Jude Wanniski and Arthur Laffer apparently are chief among them. Robert Bartley, editor of the editorial page of The Wall Street Journal, is a sympathetic fellow traveler. The star of each climbed highest and shone brightest in the year or two after Ronald Reagan was elected in 1980.

Thus Forbes continually laments the passing of ''the Reagan Revolution.'' Standing next to a piece of the Berlin Wall in front of the Ronald Reagan Presidential Library and Museum last week, Forbes solemnly intoned, ''Now is the time to tear down this tax code.'' He pushed school vouchers and medical savings accounts.

''With Ronald Reagan's banner of freedom drifting toward the floor of the political stage, someone had to pick it up and carry it forward - and carrying it is what I'm doing in this campaign.''

When Forbes first turned up on the campaign trail in 1995, Elizabeth Kolbert wrote in a profile in a recent issue of The New Yorker, ''the press made a sport of of trying to describe his extraordinary inadequency as a candidate.'' Writing in Time, Calvin Trillin had compared his appearances to a comedy club sketch of a ''dork robot,'' Kolbert noted.

Forbes has improved his performance on the stump. But reporters once again have begun competing among themselves to convey their sense of the hopelessness of Forbes's quest. The first primary is just over a couple of months away.

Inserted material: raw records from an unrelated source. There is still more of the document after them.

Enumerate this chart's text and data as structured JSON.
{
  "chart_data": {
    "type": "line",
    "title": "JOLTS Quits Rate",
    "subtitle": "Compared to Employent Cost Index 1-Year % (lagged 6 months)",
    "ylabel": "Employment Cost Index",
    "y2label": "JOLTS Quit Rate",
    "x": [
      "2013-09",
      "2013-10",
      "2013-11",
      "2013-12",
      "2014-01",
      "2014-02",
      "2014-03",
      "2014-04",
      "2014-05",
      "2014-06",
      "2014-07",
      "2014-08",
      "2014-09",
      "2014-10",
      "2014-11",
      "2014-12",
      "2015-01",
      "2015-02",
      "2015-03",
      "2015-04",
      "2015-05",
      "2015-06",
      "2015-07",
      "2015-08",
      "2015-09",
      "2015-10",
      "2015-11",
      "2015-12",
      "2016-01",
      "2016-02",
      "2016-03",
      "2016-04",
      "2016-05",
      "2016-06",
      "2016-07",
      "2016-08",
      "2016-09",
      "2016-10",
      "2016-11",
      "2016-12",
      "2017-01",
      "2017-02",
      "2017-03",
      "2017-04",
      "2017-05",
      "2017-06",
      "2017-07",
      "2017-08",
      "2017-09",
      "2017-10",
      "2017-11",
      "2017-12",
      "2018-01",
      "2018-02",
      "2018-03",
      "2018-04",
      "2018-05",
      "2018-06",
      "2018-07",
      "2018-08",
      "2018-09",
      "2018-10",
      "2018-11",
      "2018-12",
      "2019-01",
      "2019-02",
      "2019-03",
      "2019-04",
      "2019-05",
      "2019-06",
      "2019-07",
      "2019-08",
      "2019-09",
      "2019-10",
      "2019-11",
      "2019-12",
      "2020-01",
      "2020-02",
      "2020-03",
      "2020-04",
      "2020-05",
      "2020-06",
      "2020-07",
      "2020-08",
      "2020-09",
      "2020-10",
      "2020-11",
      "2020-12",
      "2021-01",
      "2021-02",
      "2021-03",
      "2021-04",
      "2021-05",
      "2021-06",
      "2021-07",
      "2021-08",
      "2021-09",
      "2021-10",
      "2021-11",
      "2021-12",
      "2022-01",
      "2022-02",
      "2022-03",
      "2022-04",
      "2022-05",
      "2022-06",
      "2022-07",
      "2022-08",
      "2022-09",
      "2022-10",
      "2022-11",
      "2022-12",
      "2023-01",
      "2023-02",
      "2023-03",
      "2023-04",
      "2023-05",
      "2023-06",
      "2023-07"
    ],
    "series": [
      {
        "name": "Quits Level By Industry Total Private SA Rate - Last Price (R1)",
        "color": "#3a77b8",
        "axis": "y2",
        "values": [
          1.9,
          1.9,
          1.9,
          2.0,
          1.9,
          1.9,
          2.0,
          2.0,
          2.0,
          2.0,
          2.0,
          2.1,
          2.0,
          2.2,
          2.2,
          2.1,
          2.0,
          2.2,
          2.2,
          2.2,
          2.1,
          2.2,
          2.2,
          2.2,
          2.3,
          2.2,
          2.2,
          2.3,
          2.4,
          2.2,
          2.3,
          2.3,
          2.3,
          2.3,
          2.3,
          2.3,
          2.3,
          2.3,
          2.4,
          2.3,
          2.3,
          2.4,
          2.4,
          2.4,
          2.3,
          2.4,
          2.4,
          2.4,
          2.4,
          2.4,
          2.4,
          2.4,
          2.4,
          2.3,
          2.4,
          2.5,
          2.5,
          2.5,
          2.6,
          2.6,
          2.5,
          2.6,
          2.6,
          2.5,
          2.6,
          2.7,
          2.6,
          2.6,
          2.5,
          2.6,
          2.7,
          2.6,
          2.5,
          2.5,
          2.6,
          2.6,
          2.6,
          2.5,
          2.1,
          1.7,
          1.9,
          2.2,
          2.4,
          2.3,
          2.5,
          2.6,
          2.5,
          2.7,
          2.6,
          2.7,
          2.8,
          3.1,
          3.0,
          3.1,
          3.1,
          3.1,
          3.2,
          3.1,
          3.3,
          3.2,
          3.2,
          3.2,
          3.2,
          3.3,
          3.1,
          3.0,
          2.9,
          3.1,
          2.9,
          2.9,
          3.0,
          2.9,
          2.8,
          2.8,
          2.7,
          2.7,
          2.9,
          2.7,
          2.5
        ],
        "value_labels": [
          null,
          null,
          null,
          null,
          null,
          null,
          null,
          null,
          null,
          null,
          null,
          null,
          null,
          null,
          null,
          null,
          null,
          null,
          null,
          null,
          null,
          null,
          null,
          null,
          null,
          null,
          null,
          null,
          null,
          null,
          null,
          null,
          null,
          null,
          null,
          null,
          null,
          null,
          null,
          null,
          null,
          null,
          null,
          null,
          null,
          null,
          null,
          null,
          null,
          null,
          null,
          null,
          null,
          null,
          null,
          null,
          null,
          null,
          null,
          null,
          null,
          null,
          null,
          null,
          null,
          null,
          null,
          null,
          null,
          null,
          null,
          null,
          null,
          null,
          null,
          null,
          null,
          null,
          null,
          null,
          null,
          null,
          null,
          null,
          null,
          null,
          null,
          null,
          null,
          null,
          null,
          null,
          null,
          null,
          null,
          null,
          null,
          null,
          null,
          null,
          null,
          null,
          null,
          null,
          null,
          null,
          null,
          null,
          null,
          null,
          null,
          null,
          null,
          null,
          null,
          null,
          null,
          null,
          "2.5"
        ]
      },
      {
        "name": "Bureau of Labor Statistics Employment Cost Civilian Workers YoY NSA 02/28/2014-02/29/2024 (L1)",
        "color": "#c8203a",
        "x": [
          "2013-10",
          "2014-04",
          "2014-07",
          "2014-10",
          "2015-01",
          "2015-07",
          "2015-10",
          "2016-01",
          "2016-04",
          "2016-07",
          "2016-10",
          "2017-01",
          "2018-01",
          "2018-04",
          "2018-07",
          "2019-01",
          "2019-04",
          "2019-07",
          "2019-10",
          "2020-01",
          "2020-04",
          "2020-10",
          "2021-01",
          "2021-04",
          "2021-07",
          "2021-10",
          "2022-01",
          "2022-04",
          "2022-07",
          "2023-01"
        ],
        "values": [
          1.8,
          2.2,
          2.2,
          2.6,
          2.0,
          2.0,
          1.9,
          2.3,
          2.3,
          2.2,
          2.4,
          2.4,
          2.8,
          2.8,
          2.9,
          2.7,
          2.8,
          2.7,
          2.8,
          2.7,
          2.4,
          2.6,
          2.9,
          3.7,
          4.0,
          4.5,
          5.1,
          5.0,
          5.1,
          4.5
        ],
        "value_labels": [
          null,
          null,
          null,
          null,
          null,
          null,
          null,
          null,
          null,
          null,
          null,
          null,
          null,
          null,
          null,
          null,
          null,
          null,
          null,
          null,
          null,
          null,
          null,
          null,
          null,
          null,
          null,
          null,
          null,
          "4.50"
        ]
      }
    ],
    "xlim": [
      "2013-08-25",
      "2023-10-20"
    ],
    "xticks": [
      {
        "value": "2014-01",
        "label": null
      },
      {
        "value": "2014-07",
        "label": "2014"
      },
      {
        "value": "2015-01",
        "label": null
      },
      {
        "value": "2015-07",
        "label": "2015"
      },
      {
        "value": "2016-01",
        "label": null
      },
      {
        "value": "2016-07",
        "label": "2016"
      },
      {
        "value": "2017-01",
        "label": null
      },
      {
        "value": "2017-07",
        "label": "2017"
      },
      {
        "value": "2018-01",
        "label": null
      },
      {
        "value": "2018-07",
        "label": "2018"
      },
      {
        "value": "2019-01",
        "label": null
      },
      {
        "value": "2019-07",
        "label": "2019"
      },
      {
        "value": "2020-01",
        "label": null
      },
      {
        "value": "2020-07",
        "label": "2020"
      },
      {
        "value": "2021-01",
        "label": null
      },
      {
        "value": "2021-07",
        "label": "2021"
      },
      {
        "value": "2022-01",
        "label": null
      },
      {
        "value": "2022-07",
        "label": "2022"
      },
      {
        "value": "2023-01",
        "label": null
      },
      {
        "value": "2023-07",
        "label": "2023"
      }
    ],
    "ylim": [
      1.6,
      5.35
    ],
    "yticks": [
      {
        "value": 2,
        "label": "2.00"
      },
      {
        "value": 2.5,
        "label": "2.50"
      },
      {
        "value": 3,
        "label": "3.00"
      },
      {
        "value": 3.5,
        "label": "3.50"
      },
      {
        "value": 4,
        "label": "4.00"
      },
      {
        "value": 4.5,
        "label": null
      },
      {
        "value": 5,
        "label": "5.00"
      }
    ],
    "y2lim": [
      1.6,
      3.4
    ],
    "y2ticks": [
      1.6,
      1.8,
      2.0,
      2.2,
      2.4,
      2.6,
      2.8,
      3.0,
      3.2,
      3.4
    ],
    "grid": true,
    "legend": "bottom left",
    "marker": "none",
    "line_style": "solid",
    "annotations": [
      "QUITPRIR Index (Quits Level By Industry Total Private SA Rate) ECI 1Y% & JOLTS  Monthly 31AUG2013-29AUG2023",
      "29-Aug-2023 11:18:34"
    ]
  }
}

But one further possibility is worth keeping in mind. With the market value of Forbes the magazine estimated to be around $1 billion, the net worth of Forbes the candidate might be as much as $440 million, the Times concluded. But even if it were substantially less, his claim on the company's stream of earnings could be considered to be growing at the rate of, say, 10 percent before taxes annually, even toward the end of a long boom.

That appreciation would be more than enough to cover his political spending to date without dipping into capital, even though the magazine temporarily has stopped paying the candidate an annual salary of about $3 million.

Might Forbes magazine be planning on some sort of financial restructuring? Rumors of plans to offer shares in its Internet site,

Forbes.com, have swirled around New York for more than a year. The magazine has bet heavily on its Internet coverage in the last few years.

Could the family be planning to tiptoe away from the magazine altogether? Perhaps. It's an unusual family whose interest survives intact beyond the second generation - especially amid such spectacular financial success. There are three other brothers who have taken over day-to-day management of the firm, and many great-grandchildren of founder B. C. Forbes in the next generation. There are estate taxes to consider. Just possibly the Forbes story is mainly a business story after all.